Doutoranda em Política Social – UFF.
Pesquisadora GEPAF/UFVJM.
Coordenadora do Projeto MLV.
Contato: julianalemes@id.uff.br

De fato, a atividade policial reserva surpresas inimagináveis aos que integram órgãos de segurança pública. A despeito das falhas que ocorrem em toda e qualquer atividade que envolva seres humanos, distintos, tanto em percepções pessoais quanto em níveis de aprendizado técnico, há ações que constituem, não raro, testemunhos de sucesso no salvamento de vidas. Quero compartilhar com o(a) leitor(a), o relato que ouvi, em detalhes, de um integrante da guarnição policial militar que salvou a vida de uma criança, no município de Teófilo Otoni, em plena noite de Dia dos Pais. Destaco os relatos dos envolvidos na intenção de partilhar com vocês as sensações que eles provocaram em mim. Para, além disso, julguei necessário e instrutivo enfatizar a importância do treinamento prévio para prestação de socorro, a postura comprometida e sensível dos policiais envolvidos e o sucesso da intervenção.

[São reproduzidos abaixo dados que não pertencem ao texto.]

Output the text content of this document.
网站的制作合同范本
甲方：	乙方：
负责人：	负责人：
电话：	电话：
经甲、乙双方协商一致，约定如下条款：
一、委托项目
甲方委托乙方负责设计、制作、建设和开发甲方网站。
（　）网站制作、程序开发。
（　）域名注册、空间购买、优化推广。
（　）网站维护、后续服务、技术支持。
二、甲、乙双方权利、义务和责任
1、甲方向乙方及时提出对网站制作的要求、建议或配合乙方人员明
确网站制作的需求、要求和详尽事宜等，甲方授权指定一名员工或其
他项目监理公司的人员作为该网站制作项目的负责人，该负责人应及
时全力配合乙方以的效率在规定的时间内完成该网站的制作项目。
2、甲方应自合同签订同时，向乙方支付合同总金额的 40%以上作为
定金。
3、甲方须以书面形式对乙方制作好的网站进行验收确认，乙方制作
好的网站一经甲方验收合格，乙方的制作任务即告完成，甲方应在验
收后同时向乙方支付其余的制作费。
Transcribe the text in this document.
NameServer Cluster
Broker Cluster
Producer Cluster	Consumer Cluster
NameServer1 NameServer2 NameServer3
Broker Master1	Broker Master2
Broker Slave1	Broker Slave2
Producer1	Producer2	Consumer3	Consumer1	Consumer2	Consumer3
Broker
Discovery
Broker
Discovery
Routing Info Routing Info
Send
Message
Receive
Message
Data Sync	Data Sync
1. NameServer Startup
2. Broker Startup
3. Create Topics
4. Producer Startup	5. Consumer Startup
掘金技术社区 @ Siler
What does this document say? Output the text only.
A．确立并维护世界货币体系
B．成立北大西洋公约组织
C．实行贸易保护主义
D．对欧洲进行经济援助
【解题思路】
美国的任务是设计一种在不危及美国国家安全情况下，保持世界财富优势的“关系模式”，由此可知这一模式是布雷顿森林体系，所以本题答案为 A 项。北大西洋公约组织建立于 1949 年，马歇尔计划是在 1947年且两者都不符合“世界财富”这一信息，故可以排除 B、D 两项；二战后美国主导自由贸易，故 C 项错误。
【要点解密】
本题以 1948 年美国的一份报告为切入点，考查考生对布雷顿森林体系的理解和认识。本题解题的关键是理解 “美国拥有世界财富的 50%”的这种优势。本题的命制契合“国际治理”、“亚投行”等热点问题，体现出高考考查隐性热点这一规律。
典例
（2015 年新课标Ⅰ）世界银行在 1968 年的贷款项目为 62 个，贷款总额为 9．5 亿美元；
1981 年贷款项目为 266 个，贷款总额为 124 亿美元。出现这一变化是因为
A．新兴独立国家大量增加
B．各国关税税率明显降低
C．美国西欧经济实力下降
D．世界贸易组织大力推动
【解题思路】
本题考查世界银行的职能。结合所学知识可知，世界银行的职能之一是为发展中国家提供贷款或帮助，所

Seria um dia comum de cumprimento da atividade de segurança pública para a guarnição composta pelo, sargento Torres e cabo Pacheco. De forma não usual, deslocaram até o 19º Batalhão para integrar à equipe a soldado Luara. Ao realizarem a composição, logo na saída da unidade policial, uma mulher, visivelmente aflita, pediu socorro. Ela gritava intensamente, e por isso, os militares acreditaram se tratar de mais um caso de violência doméstica.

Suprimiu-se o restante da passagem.